Im vorliegenden Fall rechtfertige die vom Amtsgericht ausgeurteilte Unterhaltsverpflichtung des Ehemannes in Höhe von 898,96 € die Annahme, dass die Ehefrau einen den Kürzungsbetrag in Höhe von derzeit (21,0601 [EP] x 0,925 [Zugangsfaktor] x 27,20 € [aktueller Rentenwert] =) 529,87 € weit übersteigenden gesetzlichen Unterhaltsanspruch habe. Die Angabe eines konkreten [X.] sei deswegen entbehrlich.

2. Die Entscheidung des [X.]s hält den Angriffen der Rechtsbeschwerden nicht stand.

a) Zutreffend hat das [X.] die durch den Versorgungsausgleich bedingte Kürzung der Rente des Ehemannes allerdings erst für die [X.] ab dem 1. August 2010 ausgesetzt.
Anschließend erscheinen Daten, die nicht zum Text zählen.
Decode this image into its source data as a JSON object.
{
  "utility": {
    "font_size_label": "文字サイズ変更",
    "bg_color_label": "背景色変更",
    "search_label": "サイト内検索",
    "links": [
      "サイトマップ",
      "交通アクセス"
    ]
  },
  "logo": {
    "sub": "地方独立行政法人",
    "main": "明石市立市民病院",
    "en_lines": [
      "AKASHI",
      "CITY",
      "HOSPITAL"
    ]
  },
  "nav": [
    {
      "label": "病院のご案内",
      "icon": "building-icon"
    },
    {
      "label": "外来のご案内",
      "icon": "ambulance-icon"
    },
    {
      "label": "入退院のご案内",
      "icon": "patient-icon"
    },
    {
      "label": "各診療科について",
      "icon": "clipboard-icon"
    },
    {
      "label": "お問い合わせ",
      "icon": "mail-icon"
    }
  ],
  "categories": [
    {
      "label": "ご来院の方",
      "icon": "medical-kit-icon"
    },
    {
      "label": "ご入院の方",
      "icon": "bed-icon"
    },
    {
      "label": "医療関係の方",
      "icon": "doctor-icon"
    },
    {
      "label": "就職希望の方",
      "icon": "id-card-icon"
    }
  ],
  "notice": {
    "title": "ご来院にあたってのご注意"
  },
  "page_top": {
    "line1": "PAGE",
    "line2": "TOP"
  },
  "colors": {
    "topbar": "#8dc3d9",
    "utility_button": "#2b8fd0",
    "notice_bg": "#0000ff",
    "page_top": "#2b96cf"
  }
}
Nach § 34 Abs. 3 [X.] wirkt die Anpassung ab dem ersten [X.], der auf den Monat der Antragstellung folgt. Der Antrag des Ehemannes ist am 7. Juli 2010 beim Amtsgericht eingegangen, eine Aussetzung ist deswegen nicht bereits ab dem 1. Juli, sondern erst ab dem 1. August 2010 möglich.
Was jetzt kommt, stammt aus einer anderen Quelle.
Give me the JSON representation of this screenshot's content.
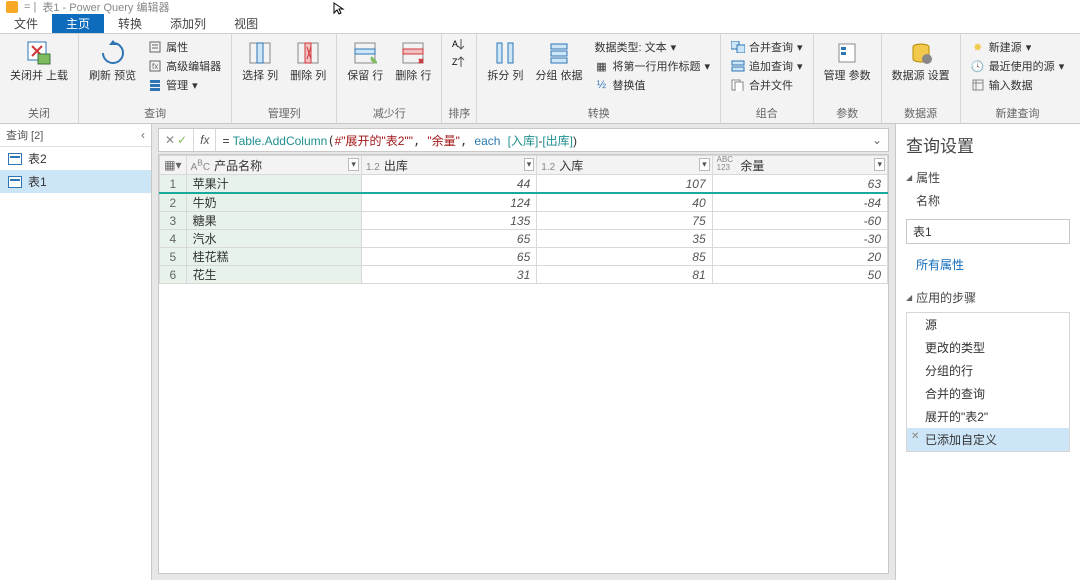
{
  "titlebar": {
    "text": "表1 - Power Query 编辑器"
  },
  "tabs": [
    "文件",
    "主页",
    "转换",
    "添加列",
    "视图"
  ],
  "active_tab": 1,
  "ribbon": {
    "groups": [
      {
        "label": "关闭",
        "big": [
          {
            "label": "关闭并\n上载",
            "icon": "close-load"
          }
        ]
      },
      {
        "label": "查询",
        "big": [
          {
            "label": "刷新\n预览",
            "icon": "refresh"
          }
        ],
        "small": [
          {
            "label": "属性",
            "icon": "props"
          },
          {
            "label": "高级编辑器",
            "icon": "adv"
          },
          {
            "label": "管理",
            "icon": "manage"
          }
        ]
      },
      {
        "label": "管理列",
        "big": [
          {
            "label": "选择\n列",
            "icon": "select-col"
          },
          {
            "label": "删除\n列",
            "icon": "del-col"
          }
        ]
      },
      {
        "label": "减少行",
        "big": [
          {
            "label": "保留\n行",
            "icon": "keep-row"
          },
          {
            "label": "删除\n行",
            "icon": "del-row"
          }
        ]
      },
      {
        "label": "排序",
        "big": [
          {
            "label": "",
            "icon": "sort-asc"
          },
          {
            "label": "",
            "icon": "sort-desc"
          }
        ],
        "stack": true
      },
      {
        "label": "",
        "big": [
          {
            "label": "拆分\n列",
            "icon": "split"
          },
          {
            "label": "分组\n依据",
            "icon": "group"
          }
        ],
        "small": [
          {
            "label": "数据类型: 文本",
            "icon": "dtype"
          },
          {
            "label": "将第一行用作标题",
            "icon": "first-row"
          },
          {
            "label": "替换值",
            "icon": "replace"
          }
        ],
        "glabel": "转换"
      },
      {
        "label": "组合",
        "small": [
          {
            "label": "合并查询",
            "icon": "merge"
          },
          {
            "label": "追加查询",
            "icon": "append"
          },
          {
            "label": "合并文件",
            "icon": "combine-files"
          }
        ]
      },
      {
        "label": "参数",
        "big": [
          {
            "label": "管理\n参数",
            "icon": "params"
          }
        ]
      },
      {
        "label": "数据源",
        "big": [
          {
            "label": "数据源\n设置",
            "icon": "ds"
          }
        ]
      },
      {
        "label": "新建查询",
        "small": [
          {
            "label": "新建源",
            "icon": "new-src"
          },
          {
            "label": "最近使用的源",
            "icon": "recent"
          },
          {
            "label": "输入数据",
            "icon": "enter-data"
          }
        ]
      }
    ]
  },
  "queries_pane": {
    "header": "查询 [2]",
    "items": [
      {
        "name": "表2"
      },
      {
        "name": "表1",
        "selected": true
      }
    ]
  },
  "formula": {
    "prefix": "= ",
    "fn": "Table.AddColumn",
    "arg1": "#\"展开的\"表2\"\"",
    "arg2": "\"余量\"",
    "arg3_kw": "each",
    "arg3a": "[入库]",
    "arg3op": "-",
    "arg3b": "[出库]",
    "close": ")"
  },
  "grid": {
    "columns": [
      {
        "type": "ABC",
        "name": "产品名称"
      },
      {
        "type": "1.2",
        "name": "出库"
      },
      {
        "type": "1.2",
        "name": "入库"
      },
      {
        "type": "ABC\n123",
        "name": "余量"
      }
    ],
    "rows": [
      {
        "n": "苹果汁",
        "a": 44,
        "b": 107,
        "c": 63
      },
      {
        "n": "牛奶",
        "a": 124,
        "b": 40,
        "c": -84
      },
      {
        "n": "糖果",
        "a": 135,
        "b": 75,
        "c": -60
      },
      {
        "n": "汽水",
        "a": 65,
        "b": 35,
        "c": -30
      },
      {
        "n": "桂花糕",
        "a": 65,
        "b": 85,
        "c": 20
      },
      {
        "n": "花生",
        "a": 31,
        "b": 81,
        "c": 50
      }
    ]
  },
  "settings": {
    "title": "查询设置",
    "sect_props": "属性",
    "name_label": "名称",
    "name_value": "表1",
    "all_props": "所有属性",
    "sect_steps": "应用的步骤",
    "steps": [
      {
        "label": "源"
      },
      {
        "label": "更改的类型"
      },
      {
        "label": "分组的行"
      },
      {
        "label": "合并的查询"
      },
      {
        "label": "展开的\"表2\""
      },
      {
        "label": "已添加自定义",
        "selected": true,
        "x": true
      }
    ]
  }
}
Im Hinblick auf den eindeutigen Gesetzeswortlaut, der keine abweichende Ermessensausübung zulässt, kann eine frühere Aussetzung entgegen der Rechtsauffassung des Ehemannes auch nicht damit begründet werden, dass er bereits im März 2010 einen Rentenantrag gestellt und im Juni 2010 gegenüber dem Versorgungsträger eine Rentenanpassung wegen Unterhaltszahlung beantragt hatte. Mit der gesetzlichen Neuregelung des Rechts zum Versorgungsausgleich ist die Zuständigkeit für eine Aussetzung der durch den Versorgungsausgleich bedingten Rentenkürzung vom Versorgungsträger auf das Familiengericht übergegangen (vgl. BT-Drucks. 16/10144 S. 73). Seit dem Inkrafttreten der Neuregelung zum 1. September 2009 kommt es somit auf den Eingang des Antrags beim Familiengericht an. Die Behandlung eines fehlerhaft beim Versorgungsträger gestellten früheren Antrags kann keine Ausnahme rechtfertigen (vgl. BT-Drucks. 16/10144 S. 71 und [X.] [X.], 1595, 1598 [X.]. [X.]).

b) Das [X.] hat allerdings den Umfang der Aussetzung der durch den Versorgungsausgleich bedingten Kürzung der Rente des Ehemannes nicht zutreffend ermittelt.

aa) Nach §§ 32 ff. [X.] ist die Anpassung der Rentenkürzung wegen einer fiktiven gesetzlichen Unterhaltspflicht gegenüber dem geschiedenen Ehegatten - wie im früheren Recht - nur für Regelsicherungssysteme vorgesehen. Im Bereich der ergänzenden Altersvorsorge kommen die Anpassungsvorschriften hingegen nicht zur Anwendung (BT-Drucks. 16/10144 S. 71 f.). Eine Anpassung der Rentenkürzung wegen einer gesetzlichen Unterhaltspflicht kommt somit lediglich im Umfang der beim Ehemann im Wege des [X.] gekürzten gesetzlichen Rente in Betracht.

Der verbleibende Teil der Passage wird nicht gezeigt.